Udostępnij znajomym:

(Jean-Paul Sartre)

Tadeusz Gadacz namawia nas do myślenia o sobie, do analizowania siebie i do brania za siebie samych odpowiedzialności. Inspiruje nas do myślenia intensywnego i kreatywnego, do istnienia w sensie i umiejętności rozpoznawania bezsensu. Istotność według Profesora to „myślący sposób bycia” i tak to konkluduje za Platonem: „warunkiem umiejętnego życia jest myślenie. Ono właśnie odróżnia człowieka od zwierząt. Dlatego bezmyślnym życiem żyć człowiekowi nie warto.
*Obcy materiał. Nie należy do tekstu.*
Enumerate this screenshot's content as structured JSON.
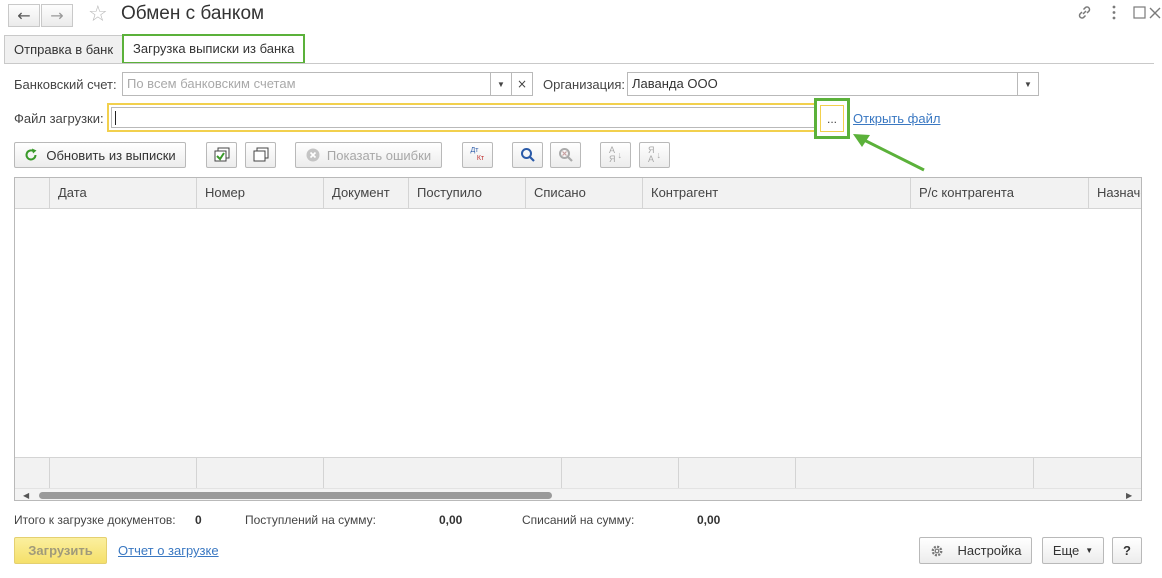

Myśląc o życiu, możemy uczyć się go, gdyż na tę umiejętność nigdy nie jest za późno”. Szukanie sensu życia jest naszym obowiązkiem. „Żyć to musieć określać sens swego istnienia” napisał Tadeusz Gadacz w książce „O ulotności życia”. Z tego obowiązku nikt nas nie zwolni i nikt nam tego sensu naszego własnego życia za nas nie znajdzie. Profesor otwiera swoją drugą książkę „O umiejętności życia” cytatem z Dialogów Seneki, który przecież miał na tyle odwagi, godności i wiary w swoje przekonania, że bez wahania podciął sobie żyły, gdy wymagała tego „sprawa honoru”, jest więc autorytetem, który swym życiem potwierdził głoszone poglądy:

„Człowiek zajęty najmniej jest zdatny do życia, ponieważ żadna umiejętność nie jest trudniejsza niż umiejętność życia. Biegłych w innych umiejętnościach jest wszędzie wielu, niektóre z nich nawet młodzi opanowali do tego stopnia, że i sami mogliby innych nauczać. Żyć jednak trzeba się uczyć przez całe życie, a czym zapewne jeszcze bardziej się zdziwisz, przez całe życie trzeba się uczyć umierać”.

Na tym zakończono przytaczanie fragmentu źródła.